Deputy Director of Moscow’s Institute for African Research. Hal has been communicating with Russian scholars in African Studies since 1961 when the pioneering African American scholar, W.E.B Du Bois, gave him a letter of introduction to the Institute’s founding Director, I. I. Potekhin.  Update on a significant change in the financing of research on Africa in Russia: the business sector has begun to assume some financing as the Russian government pulls back its funding support. Anne, on her first visit to Russia, was able to visit the Kremlin and Red Square and other historical sights while Hal focused mostly on the conference that drew scholars from Africa, Asia, Europe, and the USA.  

 

We visited the campus of Friendship University (see photo above), established in 1960 to aid the decolonization process in Africa, Asia, and Latin America. This university has provided students with training in natural, physical, and health sciences, as well as agriculture and other technical areas that were not available to them in their home countries and elsewhere in most of the world.

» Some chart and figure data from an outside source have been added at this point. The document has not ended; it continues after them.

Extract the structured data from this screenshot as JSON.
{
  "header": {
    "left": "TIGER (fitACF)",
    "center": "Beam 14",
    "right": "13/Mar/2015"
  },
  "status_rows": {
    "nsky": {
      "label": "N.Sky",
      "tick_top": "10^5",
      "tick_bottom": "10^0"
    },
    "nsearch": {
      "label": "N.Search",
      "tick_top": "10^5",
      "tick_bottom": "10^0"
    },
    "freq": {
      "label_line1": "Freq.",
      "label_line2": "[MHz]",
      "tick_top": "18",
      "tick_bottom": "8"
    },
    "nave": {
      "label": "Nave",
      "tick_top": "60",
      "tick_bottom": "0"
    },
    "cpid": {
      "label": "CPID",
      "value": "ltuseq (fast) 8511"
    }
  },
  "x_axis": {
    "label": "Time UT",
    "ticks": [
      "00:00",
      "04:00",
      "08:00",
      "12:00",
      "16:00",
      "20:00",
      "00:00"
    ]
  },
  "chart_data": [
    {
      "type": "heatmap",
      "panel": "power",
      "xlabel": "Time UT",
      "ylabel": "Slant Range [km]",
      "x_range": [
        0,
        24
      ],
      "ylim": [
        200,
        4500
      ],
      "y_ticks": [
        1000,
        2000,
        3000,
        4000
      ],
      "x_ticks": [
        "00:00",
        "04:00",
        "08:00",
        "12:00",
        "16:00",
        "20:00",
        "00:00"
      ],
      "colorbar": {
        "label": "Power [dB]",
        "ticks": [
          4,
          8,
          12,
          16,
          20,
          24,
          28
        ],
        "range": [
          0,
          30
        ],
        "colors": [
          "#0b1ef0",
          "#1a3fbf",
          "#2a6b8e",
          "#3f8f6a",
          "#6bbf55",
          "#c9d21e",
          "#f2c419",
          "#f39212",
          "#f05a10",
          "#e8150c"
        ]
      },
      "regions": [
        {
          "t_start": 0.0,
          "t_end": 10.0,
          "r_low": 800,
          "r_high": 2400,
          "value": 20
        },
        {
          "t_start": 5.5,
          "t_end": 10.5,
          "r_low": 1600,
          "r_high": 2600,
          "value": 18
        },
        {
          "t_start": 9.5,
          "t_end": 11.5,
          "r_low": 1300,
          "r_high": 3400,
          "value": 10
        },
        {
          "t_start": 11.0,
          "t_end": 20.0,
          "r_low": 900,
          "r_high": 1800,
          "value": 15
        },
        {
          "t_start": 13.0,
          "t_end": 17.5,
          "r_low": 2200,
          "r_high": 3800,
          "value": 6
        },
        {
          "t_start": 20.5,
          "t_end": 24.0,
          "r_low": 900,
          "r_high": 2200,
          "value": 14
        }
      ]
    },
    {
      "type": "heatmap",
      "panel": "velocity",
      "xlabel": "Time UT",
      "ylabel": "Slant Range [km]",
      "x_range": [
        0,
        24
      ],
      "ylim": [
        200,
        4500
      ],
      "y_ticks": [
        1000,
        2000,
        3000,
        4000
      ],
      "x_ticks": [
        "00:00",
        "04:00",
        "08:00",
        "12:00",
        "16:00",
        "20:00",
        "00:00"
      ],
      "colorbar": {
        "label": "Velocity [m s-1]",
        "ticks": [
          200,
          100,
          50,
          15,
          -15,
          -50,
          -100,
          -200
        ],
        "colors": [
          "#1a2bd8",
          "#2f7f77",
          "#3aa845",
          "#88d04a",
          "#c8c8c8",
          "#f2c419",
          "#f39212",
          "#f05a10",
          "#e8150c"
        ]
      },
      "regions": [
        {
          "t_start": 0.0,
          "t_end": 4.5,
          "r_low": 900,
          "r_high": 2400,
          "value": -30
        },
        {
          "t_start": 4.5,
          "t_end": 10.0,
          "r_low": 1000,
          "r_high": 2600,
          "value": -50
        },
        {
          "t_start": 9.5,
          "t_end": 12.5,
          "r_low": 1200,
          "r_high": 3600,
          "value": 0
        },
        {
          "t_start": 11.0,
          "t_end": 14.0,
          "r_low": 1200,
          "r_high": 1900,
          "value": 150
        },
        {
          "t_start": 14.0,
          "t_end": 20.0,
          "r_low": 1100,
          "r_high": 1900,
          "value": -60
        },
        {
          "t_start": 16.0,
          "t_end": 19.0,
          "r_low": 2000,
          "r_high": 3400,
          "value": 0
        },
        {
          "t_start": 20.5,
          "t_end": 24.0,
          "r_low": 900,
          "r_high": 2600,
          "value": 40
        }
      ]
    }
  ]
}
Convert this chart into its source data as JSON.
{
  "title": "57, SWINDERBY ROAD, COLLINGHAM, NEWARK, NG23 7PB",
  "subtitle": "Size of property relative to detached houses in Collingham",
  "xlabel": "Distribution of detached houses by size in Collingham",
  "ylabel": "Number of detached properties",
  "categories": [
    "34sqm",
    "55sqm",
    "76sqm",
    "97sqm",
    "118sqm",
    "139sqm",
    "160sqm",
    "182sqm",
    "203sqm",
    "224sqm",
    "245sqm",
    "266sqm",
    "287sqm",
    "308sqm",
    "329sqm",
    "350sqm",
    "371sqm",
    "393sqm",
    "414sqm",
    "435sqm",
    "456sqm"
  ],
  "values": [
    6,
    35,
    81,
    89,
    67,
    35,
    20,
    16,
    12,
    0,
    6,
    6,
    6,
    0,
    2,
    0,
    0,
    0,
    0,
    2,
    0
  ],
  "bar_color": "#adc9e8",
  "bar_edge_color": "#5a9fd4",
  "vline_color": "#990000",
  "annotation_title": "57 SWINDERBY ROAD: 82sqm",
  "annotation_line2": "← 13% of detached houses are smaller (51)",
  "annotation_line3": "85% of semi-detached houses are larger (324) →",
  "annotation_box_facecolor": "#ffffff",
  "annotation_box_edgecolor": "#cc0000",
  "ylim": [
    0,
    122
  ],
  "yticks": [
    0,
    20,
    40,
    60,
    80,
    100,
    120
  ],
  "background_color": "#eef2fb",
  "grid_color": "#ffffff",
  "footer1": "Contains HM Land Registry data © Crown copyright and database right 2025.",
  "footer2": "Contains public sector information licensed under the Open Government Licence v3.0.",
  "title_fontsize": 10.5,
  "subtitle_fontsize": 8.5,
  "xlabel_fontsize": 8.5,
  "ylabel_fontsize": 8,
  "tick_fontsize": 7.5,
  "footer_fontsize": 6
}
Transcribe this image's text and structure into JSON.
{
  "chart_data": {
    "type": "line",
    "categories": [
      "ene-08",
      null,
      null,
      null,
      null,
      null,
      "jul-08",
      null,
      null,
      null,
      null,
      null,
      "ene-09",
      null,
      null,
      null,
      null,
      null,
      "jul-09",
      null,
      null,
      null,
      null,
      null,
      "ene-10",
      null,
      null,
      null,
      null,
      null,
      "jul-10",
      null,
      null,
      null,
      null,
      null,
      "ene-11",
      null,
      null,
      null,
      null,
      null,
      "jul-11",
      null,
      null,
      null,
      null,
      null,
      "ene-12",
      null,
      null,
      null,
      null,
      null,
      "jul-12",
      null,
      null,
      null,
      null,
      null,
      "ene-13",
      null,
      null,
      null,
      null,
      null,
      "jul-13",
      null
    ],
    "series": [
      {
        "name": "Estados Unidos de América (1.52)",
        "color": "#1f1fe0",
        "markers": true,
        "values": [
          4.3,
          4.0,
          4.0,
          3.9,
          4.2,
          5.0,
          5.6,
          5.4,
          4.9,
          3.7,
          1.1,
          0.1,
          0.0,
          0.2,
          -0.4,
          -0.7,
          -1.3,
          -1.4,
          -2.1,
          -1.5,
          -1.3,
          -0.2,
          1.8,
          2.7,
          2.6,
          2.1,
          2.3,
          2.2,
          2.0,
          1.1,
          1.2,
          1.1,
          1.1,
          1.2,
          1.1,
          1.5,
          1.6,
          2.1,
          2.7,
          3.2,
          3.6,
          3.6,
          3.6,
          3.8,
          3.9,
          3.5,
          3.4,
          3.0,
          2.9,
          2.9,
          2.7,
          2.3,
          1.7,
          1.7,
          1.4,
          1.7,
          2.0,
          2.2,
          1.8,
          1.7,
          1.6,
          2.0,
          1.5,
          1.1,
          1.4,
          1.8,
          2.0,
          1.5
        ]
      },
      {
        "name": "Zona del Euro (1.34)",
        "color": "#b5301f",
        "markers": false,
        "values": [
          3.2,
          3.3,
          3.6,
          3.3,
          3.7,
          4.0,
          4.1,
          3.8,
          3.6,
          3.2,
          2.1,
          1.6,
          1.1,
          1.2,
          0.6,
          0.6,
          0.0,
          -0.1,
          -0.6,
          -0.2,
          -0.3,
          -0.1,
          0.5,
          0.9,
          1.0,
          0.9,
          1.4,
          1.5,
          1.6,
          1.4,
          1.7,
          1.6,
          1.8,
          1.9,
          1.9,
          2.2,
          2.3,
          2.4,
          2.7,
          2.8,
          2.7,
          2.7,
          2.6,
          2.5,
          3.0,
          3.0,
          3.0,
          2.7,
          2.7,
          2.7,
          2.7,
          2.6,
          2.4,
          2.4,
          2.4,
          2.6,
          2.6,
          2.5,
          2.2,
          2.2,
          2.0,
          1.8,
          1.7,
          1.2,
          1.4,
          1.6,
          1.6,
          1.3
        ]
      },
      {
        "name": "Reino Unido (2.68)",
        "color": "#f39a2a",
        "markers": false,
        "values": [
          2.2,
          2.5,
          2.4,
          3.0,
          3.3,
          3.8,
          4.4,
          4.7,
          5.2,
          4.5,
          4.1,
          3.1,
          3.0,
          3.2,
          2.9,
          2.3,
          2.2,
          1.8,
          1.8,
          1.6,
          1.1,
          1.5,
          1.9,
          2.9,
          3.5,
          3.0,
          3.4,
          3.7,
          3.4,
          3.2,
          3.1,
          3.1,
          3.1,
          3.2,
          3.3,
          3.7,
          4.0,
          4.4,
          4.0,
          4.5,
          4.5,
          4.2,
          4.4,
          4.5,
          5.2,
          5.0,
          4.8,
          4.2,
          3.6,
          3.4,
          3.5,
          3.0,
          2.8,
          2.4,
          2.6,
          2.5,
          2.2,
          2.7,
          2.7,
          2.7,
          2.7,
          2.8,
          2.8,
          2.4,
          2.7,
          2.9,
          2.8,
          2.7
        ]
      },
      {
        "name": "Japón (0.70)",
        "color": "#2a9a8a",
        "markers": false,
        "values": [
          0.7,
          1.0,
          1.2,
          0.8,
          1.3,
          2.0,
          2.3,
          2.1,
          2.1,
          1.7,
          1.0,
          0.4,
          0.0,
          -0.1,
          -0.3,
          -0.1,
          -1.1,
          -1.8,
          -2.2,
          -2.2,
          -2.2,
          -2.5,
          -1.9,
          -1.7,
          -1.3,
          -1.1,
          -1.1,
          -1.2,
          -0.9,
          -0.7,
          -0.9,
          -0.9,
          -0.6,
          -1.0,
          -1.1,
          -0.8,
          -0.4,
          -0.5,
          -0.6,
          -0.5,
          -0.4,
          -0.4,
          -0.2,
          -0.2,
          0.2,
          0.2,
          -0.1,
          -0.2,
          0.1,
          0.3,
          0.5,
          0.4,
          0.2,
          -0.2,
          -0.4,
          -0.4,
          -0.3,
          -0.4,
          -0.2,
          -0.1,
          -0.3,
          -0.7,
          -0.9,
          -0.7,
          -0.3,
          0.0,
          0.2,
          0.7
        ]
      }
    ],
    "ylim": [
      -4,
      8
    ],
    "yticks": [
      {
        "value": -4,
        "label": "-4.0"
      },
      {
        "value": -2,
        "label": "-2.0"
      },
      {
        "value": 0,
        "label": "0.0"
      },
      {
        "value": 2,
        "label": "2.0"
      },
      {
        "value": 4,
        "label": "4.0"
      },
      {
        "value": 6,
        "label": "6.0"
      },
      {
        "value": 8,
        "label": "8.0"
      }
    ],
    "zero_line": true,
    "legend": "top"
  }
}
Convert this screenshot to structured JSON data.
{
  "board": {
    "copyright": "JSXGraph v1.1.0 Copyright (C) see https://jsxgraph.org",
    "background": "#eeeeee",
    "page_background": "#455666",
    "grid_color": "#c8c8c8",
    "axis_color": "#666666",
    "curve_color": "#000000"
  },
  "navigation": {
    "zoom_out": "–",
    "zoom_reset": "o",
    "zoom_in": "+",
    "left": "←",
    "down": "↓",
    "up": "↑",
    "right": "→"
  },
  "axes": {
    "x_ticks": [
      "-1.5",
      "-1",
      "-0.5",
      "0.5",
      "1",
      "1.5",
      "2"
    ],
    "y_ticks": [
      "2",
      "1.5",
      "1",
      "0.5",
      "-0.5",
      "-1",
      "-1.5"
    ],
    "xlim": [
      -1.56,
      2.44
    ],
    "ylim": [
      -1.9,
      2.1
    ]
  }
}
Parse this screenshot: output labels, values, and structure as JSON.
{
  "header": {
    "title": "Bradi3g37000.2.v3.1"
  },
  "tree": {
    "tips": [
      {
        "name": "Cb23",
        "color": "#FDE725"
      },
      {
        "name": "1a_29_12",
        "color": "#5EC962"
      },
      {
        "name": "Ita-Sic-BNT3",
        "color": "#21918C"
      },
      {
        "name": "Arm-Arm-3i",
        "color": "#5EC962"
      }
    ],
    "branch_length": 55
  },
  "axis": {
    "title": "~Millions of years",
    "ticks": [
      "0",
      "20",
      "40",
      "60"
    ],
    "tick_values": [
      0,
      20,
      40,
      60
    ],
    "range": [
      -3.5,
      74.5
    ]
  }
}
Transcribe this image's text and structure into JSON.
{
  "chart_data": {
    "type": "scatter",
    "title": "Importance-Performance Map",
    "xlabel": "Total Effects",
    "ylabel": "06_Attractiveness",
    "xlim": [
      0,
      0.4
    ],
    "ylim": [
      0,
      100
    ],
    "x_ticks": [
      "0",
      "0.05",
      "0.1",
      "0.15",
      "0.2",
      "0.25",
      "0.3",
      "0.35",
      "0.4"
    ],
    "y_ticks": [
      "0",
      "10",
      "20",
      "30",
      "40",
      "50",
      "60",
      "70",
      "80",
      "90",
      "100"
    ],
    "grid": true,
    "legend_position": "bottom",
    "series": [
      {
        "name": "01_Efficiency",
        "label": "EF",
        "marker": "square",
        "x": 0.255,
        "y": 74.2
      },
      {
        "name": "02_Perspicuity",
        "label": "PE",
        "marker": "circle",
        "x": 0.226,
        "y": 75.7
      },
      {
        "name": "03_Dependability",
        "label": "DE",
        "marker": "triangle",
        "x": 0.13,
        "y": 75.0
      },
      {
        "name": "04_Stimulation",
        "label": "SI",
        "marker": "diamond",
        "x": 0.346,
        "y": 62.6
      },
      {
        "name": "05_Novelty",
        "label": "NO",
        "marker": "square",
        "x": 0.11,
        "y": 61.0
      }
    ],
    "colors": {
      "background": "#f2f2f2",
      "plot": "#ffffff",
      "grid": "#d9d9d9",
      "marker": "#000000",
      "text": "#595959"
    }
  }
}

Our visits to the State Central Museum of the Contemporary History of Russia and a large art gallery provided us with some glimpses into the rich history of Russia.  We witnessed what seemed like a popular Putin and a busy Russian economy despite Western sanctions.  Perhaps, our biggest surprise was at the iconic Bolshoi Theater, attending the theatrically innovative Hayden opera, ALMIDA (1783).  We did not expect two things: (1) to see gay and straight couples and groups simulating sex on stage in a country well known in the USA for its puritanism, homophobia, and anti-gay laws and (2) to learn later that ALMIDA--or for that matter, no Hayden opera--has ever been staged by a major USA opera house, including the Met.